La febbre tifoide nel conflitto israelo-palestinese

Come da enciclopedia Wikipedia, l’antisemitismo, per alcuni sinonimo di giudeofobia, è il pregiudizio, la paura o l’odio verso i giudei, cioè gli ebrei. Secondo la Working Definition of Antisemitism (“definizione pratica dell’antisemitismo”), dell’Agenzia europea dei diritti fondamentali, “l’antisemitismo è quella certa percezione descrivibile come odio verso gli ebrei. Le manifestazioni retoriche e fisiche dell’antisemitismo sono dirette contro singoli ebrei o non ebrei, e/o contro la loro proprietà, contro le istituzioni comunitarie e contro le strutture religiose ebraiche”.

L’antisemitismo accusa frequentemente gli ebrei di cospirare ai danni del resto dell’umanità, ed è spesso utilizzato per incolpare gli ebrei di uno o più problemi politici, sociali ed economici. Trova espressione orale, scritta e impiega stereotipi sinistri e tratti caratteriali negativi.

Era prevedibile che il bestiale attacco di Hamas contro Israele avrebbe riportato a galla l’antisemitismo che covava e cova sotto la cenere, così come le simpatie verso il fanatismo religioso e verso il terrorismo. Preoccupano le reazioni violente che si intravedono anche in Europa e in Italia. È però inutile scandalizzarsi e gridare al lupo, sarebbe piuttosto importante invece ricercare i motivi di questo assurdo sentimento.

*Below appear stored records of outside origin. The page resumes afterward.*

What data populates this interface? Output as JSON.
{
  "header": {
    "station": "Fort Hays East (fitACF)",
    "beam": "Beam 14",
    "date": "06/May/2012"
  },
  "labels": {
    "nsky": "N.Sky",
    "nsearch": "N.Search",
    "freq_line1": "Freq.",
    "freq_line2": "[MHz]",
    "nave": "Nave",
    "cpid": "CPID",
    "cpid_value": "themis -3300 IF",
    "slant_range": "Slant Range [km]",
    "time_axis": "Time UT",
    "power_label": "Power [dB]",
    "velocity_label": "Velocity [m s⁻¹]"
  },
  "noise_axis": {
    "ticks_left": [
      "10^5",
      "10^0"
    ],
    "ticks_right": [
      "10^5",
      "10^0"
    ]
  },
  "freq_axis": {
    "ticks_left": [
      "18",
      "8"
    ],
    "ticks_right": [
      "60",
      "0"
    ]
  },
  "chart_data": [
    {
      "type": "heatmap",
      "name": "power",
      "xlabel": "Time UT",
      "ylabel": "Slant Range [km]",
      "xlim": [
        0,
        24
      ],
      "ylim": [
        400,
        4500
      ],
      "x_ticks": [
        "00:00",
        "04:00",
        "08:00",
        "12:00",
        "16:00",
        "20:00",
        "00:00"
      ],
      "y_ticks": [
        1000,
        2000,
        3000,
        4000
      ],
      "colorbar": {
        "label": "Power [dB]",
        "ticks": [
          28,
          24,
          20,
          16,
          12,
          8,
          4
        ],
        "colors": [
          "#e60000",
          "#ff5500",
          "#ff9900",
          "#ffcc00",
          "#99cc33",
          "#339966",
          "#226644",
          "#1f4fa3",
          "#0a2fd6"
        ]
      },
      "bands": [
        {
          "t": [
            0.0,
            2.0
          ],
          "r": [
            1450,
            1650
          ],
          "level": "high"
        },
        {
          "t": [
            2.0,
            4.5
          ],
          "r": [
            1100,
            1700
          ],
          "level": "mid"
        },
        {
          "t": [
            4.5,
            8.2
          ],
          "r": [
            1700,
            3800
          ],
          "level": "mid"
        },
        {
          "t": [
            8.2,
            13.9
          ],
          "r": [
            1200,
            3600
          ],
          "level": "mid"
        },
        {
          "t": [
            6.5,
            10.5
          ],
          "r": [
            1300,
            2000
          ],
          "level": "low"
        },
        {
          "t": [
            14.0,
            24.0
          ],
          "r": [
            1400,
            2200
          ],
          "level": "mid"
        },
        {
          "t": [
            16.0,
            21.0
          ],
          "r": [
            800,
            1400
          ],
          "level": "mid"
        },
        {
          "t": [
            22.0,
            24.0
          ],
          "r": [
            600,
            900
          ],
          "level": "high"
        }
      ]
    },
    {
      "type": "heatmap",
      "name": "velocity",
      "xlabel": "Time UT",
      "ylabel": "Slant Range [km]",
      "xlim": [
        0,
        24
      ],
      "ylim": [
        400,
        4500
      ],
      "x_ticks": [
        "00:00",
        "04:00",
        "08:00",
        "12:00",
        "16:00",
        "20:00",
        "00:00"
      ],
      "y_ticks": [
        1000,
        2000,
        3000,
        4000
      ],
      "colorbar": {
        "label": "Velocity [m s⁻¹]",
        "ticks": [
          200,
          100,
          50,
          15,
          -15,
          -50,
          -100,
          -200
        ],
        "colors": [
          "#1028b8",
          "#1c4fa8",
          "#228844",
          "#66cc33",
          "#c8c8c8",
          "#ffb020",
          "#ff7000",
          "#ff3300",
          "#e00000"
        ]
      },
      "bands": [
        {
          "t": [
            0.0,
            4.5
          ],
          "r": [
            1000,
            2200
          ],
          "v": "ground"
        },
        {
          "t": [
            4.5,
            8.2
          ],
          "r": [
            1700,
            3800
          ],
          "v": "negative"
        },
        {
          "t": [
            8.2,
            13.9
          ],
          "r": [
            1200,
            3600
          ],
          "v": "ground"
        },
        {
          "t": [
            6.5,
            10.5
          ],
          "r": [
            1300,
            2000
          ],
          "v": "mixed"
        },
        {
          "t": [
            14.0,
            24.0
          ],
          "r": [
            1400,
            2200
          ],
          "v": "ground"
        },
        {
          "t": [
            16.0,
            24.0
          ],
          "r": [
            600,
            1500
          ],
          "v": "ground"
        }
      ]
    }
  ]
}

Non ho la presunzione di avere una spiegazione certa e compiuta, ma ritengo che molto antisemitismo dipenda e derivi, come reazione, dalla retorica santificazione dell’ebraismo, da una sorta di filo-ebraismo ante litteram. L’ostilità verso gli ebrei non si combatte dando loro sempre e comunque ragione, ma semmai dialogando con questo popolo ed il suo Stato e vedendone pregi e difetti. Chi osa evidenziare errori politici, sociali ed economici di Israele, soprattutto nei confronti della realtà palestinese, viene immediatamente bollato come negazionista della Shoa o come revisionista storico. Gli ebrei non sono riusciti a instaurare un clima di coesistenza pacifica con i palestinesi, condannandoli all’isolamento e all’ascolto delle sirene arabe.

Dall’altra parte si è portata avanti la strumentale uguaglianza fra Stato palestinese e terrorismo-fanatismo, regalando un popolo in disperata ricerca di spazio all’illusione di trovarlo nell’annientamento dello Stato ebreo.

La situazione geopolitica dei rapporti far queste due realtà non tiene, perché basata sulla prepotenza, sulla vendetta, sul risentimento, sull’odio fra le parti. Chi guarda alle ingiustizie che subisce il popolo palestinese è portato a sposarne acriticamente la causa inneggiando a tutto quanto può servire ad essa, violenza, terrorismo e fanatismo religioso compresi. Chi guarda alle violenze patite dal popolo ebreo, messo in discussione persino nel suo diritto ad avere uno Stato (argomento peraltro ambivalente), finisce col criminalizzare tutto ciò che può essere indistintamente riconducibile alle proteste palestinesi.

In buona sostanza credo che esistano due modi manichei di essere amici degli ebrei o amici dei palestinesi e ciò non aiuta chi ha idee confuse e quindi è portato a rifugiarsi nei pregiudizi storici, religiosi e politici. Proviamo ad affrontare i problemi in modo critico e costruttivo, forse toglieremo brodo di coltura all’antisemitismo, al filo-terrorismo, al fanatismo religioso.

Certo, in questo momento, di fronte alle violenze scatenate contro Israele, è normale che prevalga l’istinto a sposare aprioristicamente la causa ebrea, ma così facendo facciamo del male a tutti e ci inseriamo in una spirale di odio da cui non si esce se non sfogandosi con propositi di guerra e di vendetta.